Without any conversation, and without ever leaving the house, Comrade Kliwon seemed to grow even more gloomy. Maybe he felt alienated from the place he had left behind for so many years, or maybe he could sense the many communist ghosts in the city and they made him sad. Once someone knocked on the door and Krisan opened it. In front of him stood a man in shabby clothes, with a bullet wound in his chest and a steady stream of blood pouring out of it. Krisan almost screamed, but his father appeared and said:
“How are you, Karmin?”
“Terrible, Comrade,” replied the wounded man, “I’m dead.”
White in the face, Krisan shrunk backward and pressed himself against the wall. After getting a bucket full of water and a washcloth, Comrade Kliwon approached the ghost and cleaned his wound, with loving care and attention, until the blood stopped flowing.
“Can I offer you a cup of coffee?” asked Comrade Kliwon. “Though there’s no newspaper.”
They drank coffee together while Krisan looked on, incredulous that his father could be so close with such a terrifying ghost. They talked about the lost years, laughing quietly. When the coffee was finished, the ghost took his leave.
“Where are you going?” asked Comrade Kliwon.
“To the place of the dead.”
When the ghost disappeared, Krisan dropped to the floor.
Every time another communist ghost visited, Comrade Kliwon grew more forlorn. Maybe he was sad for them, or maybe it was something else. Krisan, who’d already lost out on thirteen years of knowing his father, was jealous of the ghosts. He wanted his father talk to him instead, but he didn’t dare ask him anything after the incident at the dining table.
One day Comrade Kliwon asked Adinda, “How is Shodancho?”
“He’s practically insane because of all those communist ghosts.”
“I want to pay him a visit.”
“You should,” said Adinda. “Maybe it will be good for you.”
It was a warm afternoon, with a gentle wind blowing from the hills. He went on foot and a number of neighbors caught sight of him, stunned that the man had returned. Shodancho’s house was visible from his house, so it only took him a minute to reach the front door. Alamanda was the one who opened it and, just like the neighbors, she was flabbergasted.

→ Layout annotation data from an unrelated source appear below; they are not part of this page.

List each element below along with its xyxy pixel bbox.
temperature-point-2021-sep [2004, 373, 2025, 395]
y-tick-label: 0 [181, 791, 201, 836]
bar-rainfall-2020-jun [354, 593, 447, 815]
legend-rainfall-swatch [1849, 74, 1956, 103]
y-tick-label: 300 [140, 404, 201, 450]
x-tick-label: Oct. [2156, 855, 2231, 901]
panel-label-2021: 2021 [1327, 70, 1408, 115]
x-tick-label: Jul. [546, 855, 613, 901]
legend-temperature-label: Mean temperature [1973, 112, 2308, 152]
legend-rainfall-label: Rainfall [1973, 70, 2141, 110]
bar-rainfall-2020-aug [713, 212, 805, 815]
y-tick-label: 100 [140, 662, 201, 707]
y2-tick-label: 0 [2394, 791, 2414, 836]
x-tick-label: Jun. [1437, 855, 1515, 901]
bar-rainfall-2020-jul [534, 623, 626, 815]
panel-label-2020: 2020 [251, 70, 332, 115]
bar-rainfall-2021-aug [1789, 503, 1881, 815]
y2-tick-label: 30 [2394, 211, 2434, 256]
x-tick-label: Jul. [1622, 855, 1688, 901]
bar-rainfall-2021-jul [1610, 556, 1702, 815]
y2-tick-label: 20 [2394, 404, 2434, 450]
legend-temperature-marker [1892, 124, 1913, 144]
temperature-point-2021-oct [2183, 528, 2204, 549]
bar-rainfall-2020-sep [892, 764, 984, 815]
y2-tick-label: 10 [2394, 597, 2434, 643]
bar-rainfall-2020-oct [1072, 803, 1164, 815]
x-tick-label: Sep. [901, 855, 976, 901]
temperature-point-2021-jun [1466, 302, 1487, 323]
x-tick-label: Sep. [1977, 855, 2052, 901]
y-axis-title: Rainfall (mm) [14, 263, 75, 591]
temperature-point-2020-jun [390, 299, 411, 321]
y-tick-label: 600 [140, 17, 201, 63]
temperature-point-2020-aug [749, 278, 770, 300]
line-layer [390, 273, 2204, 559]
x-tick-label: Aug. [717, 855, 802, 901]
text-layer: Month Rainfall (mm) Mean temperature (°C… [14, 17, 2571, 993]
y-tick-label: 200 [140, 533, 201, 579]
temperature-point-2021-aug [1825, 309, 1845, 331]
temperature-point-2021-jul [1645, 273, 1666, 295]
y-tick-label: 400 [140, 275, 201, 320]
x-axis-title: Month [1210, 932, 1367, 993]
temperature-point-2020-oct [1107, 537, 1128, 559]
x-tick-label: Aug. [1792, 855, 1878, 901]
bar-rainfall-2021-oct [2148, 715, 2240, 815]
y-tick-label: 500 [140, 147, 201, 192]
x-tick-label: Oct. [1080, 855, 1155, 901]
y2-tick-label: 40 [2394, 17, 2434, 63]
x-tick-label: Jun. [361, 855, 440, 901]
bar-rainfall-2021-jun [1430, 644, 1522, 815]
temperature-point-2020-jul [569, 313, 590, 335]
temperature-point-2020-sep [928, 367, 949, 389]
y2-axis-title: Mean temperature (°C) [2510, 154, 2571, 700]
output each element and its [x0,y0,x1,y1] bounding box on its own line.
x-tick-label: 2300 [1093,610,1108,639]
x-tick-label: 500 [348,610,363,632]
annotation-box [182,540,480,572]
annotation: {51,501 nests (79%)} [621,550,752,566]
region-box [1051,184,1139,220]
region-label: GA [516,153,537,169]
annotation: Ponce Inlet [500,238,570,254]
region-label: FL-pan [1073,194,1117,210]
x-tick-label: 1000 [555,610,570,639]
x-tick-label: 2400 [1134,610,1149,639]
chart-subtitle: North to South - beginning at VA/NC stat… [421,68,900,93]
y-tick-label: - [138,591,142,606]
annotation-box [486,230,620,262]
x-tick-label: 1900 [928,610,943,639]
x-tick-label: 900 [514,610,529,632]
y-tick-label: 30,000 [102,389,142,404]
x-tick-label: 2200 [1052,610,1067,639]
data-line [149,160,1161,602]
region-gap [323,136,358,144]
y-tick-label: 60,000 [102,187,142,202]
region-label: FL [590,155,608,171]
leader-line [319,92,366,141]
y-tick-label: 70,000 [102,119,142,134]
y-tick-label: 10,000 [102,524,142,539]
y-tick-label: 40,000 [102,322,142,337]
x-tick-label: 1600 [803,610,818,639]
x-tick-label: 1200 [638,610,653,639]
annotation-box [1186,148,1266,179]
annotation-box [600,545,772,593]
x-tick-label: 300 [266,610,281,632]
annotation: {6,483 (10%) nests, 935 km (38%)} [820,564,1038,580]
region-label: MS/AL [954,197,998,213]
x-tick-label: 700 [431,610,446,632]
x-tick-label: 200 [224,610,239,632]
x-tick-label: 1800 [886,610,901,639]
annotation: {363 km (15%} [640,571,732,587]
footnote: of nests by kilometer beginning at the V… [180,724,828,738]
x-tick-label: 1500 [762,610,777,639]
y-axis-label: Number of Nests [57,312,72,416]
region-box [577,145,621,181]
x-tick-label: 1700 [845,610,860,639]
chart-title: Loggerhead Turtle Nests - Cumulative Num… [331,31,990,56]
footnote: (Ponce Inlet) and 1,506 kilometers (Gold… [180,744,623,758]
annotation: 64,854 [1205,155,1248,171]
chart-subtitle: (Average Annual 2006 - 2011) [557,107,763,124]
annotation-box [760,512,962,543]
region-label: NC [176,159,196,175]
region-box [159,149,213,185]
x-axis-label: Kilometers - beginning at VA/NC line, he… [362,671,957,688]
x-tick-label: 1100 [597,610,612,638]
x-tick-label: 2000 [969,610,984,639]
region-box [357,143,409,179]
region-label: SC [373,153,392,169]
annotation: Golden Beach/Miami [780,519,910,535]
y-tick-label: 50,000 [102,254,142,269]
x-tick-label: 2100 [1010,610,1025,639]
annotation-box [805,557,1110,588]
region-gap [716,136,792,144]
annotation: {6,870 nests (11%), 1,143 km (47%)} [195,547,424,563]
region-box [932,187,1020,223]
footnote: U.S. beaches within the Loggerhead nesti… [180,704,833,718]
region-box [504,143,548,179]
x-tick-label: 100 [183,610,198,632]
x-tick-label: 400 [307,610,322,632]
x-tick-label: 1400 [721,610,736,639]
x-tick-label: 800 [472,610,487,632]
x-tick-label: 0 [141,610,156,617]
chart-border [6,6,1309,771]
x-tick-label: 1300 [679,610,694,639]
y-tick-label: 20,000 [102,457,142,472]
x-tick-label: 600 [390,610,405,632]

“You are not a ghost, are you?” was what Alamanda asked.
“Well, I am a terrifying creature if you are afraid of living communists.”
“So you have come home.”
“They sent me home.”
“Come in.”
Comrade Kliwon sat on a chair in the front room while Alamanda went to bring him a drink. When she returned, Comrade Kliwon asked after Shodancho.
“He either went to some far-off corner of the city to shoot communist ghosts,” said Alamanda, “or he’s playing cards at the market.”
After that they didn’t say anything else. Comrade Kliwon wondered about Nurul Aini, but Alamanda was gazing at him so gently, with a look of pity or something else, and he wasn’t sure when or where, but he had seen that look before, and it made him forget all about the little girl. Maybe Ai had gone to play somewhere, or maybe she was at Rengganis the Beautiful’s house, but that didn’t matter now, all he wanted to do was gaze back into the eyes of the woman before him, eyes that he had come to know so well so many years ago.